Jean-Claude Trichet, président de la Banque centrale européenne, a été pris au dépourvu par la réaction allemande. Lorsque les critiques sur les irrégularités de la Grèce ont commencé à surgir en 2004-2005, il a déclaré : « nous devons apprendre à partir de l’expérience passée » pour prévenir leur répétition. Que de tels efforts aient échoué a terni l’image de la BCE.
Des discussions oiseuses sur les problèmes de l’eurozone, l’une a été particulièrement remarquable : une union monétaire nécessitait-elle une union politique ? La Bundesbank, tout comme Helmut Kohl, l’ancien chancelier allemand, suggéraient en 1991 que, sans union politique européenne, l’UEM risquait de capoter. Depuis, des personnalités allemandes ont nuancé ces propos. Ainsi Otmar Issing, ancien chef économiste de la Bundesbank et de la BCE, a déclaré en 2006 que l’union monétaire pouvait « fonctionner et survivre sans union politique à part entière ». Le même reconnaît aujourd’hui que, « dans les années 1990, de nombreux économistes – j’en étais, dit-il, – avaient prévenu que fonder une union monétaire sans avoir établi une union politique revenait à mettre la charrue avant les bœufs ».
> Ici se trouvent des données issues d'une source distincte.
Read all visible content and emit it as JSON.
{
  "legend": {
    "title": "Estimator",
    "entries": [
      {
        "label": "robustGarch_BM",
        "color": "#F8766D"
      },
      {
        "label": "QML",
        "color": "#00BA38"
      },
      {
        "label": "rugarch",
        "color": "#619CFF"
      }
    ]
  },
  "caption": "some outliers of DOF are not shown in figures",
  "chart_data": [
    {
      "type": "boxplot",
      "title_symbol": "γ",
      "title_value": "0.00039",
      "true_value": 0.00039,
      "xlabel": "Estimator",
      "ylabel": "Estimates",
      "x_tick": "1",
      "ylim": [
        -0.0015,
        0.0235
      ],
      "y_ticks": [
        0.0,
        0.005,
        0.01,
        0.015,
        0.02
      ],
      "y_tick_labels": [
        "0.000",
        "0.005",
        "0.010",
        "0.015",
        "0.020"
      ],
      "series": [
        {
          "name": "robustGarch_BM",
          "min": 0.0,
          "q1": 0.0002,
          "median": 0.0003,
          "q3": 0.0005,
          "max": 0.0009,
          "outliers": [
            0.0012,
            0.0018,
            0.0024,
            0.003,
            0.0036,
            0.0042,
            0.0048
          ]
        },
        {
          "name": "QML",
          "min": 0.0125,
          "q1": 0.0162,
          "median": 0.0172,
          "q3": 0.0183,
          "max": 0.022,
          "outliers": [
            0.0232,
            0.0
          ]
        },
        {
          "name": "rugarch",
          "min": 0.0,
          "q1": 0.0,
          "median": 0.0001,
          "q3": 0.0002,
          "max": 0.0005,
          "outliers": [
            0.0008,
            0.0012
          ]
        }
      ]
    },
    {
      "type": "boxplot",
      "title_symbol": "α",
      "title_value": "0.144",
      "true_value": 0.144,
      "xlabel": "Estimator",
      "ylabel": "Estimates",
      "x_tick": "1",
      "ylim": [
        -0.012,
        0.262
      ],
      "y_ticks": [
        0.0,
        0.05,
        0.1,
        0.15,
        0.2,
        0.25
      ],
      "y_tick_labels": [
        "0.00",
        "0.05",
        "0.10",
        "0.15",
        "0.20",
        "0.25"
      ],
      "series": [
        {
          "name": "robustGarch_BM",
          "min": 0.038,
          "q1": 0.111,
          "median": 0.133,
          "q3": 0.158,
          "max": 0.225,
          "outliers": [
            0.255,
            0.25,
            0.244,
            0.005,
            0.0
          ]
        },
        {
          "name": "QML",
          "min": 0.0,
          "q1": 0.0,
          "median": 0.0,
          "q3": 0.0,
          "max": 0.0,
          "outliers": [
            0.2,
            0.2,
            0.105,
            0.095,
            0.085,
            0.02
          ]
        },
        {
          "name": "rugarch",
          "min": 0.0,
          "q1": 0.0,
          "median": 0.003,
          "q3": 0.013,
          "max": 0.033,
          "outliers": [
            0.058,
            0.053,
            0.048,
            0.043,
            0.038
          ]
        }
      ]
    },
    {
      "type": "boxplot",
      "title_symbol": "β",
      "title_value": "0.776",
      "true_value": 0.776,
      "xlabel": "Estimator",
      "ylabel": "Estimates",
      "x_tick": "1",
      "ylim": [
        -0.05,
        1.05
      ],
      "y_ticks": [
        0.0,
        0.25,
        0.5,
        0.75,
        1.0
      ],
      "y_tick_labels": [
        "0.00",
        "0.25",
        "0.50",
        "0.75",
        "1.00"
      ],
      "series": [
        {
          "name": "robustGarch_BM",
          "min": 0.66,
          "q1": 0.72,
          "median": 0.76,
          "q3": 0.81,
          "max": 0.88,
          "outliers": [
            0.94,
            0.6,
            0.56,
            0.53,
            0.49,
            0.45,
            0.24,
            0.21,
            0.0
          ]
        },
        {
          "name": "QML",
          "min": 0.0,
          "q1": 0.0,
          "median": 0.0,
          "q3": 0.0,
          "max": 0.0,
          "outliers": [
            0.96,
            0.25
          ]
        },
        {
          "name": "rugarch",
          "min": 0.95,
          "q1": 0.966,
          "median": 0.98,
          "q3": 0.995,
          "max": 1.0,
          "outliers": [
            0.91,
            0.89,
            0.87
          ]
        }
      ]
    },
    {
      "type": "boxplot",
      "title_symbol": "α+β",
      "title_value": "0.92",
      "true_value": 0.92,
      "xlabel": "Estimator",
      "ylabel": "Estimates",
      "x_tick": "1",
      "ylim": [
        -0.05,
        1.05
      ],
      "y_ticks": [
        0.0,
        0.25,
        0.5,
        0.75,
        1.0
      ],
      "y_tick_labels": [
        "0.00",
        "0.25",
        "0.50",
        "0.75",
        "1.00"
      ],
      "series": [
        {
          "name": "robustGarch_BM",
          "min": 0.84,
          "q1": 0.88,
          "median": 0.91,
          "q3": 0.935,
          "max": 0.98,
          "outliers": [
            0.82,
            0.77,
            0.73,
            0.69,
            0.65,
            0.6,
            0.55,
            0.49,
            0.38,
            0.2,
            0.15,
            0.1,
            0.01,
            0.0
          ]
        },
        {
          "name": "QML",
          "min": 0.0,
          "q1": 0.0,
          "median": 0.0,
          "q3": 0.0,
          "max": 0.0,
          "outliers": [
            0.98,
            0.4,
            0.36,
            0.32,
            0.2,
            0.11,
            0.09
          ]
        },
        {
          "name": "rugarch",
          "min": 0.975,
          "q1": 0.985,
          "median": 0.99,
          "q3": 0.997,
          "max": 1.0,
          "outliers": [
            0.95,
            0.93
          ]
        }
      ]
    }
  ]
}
Les élites allemandes n’ont jamais expliqué que les importants déficits de pays tels que la Grèce pouvaient obérer les finances de l’Allemagne. Celle-ci, principal pays excédentaire, est devenue fatalement le plus important créancier des pays les plus lourdement endettés de la périphérie de l’eurozone. Comme M. Issing le disait en 1999, la clause de non-renflouement devait empêcher que ne se répandent les retombées négatives externes des mauvais comportements nationaux. Dans les faits, les contribuables allemands devront payer pour la Grèce : directement, par des prêts d’urgence de leur gouvernement ; indirectement, en soutenant les banques allemandes qui seront affectées par une restructuration de la dette grecque ; ou, probablement, les deux. C’est l’un des nombreux et coûteux effets de l’union monétaire qui éclate désagréablement à la surface.